9. A sensor-based real-time monitoring system for bearing grease injection flow, characterized in that, Includes the following modules: The acquisition module is used to acquire the real-time pressure sequence of the pressure sensor installed in the grease injection line, the real-time temperature sequence of the temperature sensor, and the acoustic signal sequence of the acoustic sensor array arranged along the axial direction of the grease injection line. The calculation module is used to calculate the wall adhesion history factor based on the grease injection interval duration and the estimated volume of the bubbles identified in the previous cycle, and to determine the slip compensation coefficient based on the wall adhesion history factor. Based on the pressure change rate of the real-time pressure sequence, the real-time temperature value, and the wall adhesion history factor, the rheological compensation coefficient is calculated through a preset multivariate nonlinear mapping model. The baseline grease injection flow rate is calculated by combining the real-time pressure sequence, the rheological compensation coefficient, and the slip compensation coefficient. The identification module is used to calculate the transmission time delay and energy attenuation of acoustic signals between adjacent sensors; The energy attenuation is normalized using the rheological compensation coefficient, and the transmission time delay is corrected in the time domain using the reference grease injection flow rate. A feature matrix is ​​constructed based on the normalized energy attenuation and the corrected transmission time delay. The feature matrix is ​​compared with the bubble feature patterns in the preset pattern library. If the similarity is greater than a preset threshold, it is identified as a bubble event and the volume is estimated. The correction module is used to correct the baseline grease injection flow rate in real time, deduct the flow rate corresponding to the estimated volume of the bubble event, and obtain the real-time grease injection flow rate.

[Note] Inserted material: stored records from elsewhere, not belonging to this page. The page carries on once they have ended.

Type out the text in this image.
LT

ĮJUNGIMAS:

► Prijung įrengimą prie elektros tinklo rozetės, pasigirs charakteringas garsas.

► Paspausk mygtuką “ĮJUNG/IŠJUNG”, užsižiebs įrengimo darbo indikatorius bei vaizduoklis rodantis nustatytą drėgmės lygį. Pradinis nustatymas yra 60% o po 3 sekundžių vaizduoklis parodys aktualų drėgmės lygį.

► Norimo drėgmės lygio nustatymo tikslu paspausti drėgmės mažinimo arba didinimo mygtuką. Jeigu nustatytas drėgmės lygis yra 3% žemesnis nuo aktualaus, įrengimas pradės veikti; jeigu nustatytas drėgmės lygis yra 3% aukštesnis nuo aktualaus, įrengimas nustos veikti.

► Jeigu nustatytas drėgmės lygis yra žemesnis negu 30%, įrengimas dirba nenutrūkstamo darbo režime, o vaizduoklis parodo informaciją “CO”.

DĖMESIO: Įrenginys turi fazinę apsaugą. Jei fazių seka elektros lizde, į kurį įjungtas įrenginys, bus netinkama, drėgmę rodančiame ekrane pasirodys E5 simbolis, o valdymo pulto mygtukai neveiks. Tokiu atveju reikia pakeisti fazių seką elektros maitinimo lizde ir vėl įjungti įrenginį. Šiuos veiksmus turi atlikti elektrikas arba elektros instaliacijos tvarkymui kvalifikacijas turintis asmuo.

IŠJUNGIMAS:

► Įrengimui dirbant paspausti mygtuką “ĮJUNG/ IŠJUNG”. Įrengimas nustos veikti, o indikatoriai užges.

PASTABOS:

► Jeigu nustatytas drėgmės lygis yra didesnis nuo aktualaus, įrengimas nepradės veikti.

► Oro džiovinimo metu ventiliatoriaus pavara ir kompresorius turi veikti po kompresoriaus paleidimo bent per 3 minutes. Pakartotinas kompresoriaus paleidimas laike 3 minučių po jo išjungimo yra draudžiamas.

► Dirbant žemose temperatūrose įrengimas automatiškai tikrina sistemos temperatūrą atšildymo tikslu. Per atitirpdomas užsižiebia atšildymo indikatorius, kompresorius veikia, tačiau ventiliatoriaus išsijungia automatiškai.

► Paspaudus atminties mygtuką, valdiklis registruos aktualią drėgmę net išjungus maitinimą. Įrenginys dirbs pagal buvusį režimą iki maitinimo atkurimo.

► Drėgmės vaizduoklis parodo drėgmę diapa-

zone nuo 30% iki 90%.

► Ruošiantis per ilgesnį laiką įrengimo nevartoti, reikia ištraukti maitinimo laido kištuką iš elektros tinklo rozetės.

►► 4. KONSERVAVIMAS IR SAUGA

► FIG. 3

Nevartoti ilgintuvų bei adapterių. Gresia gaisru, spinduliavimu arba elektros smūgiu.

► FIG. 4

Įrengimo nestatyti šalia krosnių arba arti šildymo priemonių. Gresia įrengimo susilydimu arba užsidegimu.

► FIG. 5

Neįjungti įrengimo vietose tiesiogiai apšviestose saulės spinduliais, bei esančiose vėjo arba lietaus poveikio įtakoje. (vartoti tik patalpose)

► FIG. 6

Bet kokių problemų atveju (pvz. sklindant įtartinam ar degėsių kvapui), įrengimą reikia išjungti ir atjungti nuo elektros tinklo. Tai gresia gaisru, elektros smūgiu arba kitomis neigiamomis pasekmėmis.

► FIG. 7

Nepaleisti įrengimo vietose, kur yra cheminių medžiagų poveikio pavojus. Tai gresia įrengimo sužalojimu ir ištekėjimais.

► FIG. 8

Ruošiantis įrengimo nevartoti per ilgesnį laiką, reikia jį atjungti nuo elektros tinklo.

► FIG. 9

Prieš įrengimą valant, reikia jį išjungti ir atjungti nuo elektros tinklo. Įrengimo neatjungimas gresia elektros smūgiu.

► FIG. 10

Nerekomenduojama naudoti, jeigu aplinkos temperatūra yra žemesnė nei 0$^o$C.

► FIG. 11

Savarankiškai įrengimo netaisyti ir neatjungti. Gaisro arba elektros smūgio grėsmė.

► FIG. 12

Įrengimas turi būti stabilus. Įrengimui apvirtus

10. The system according to claim 9, characterized in that, The calculation of the wall adhesion history factor based on the grease injection interval duration and the estimated volume of bubbles identified in the previous cycle, and the determination of the slip compensation coefficient based on the wall adhesion history factor, includes: The wall adhesion history factor is obtained by weighting the grease injection interval duration and the estimated volume of the bubbles identified in the previous cycle. Based on the wall adhesion history factor, the slip compensation coefficient is determined through a preset linear relationship.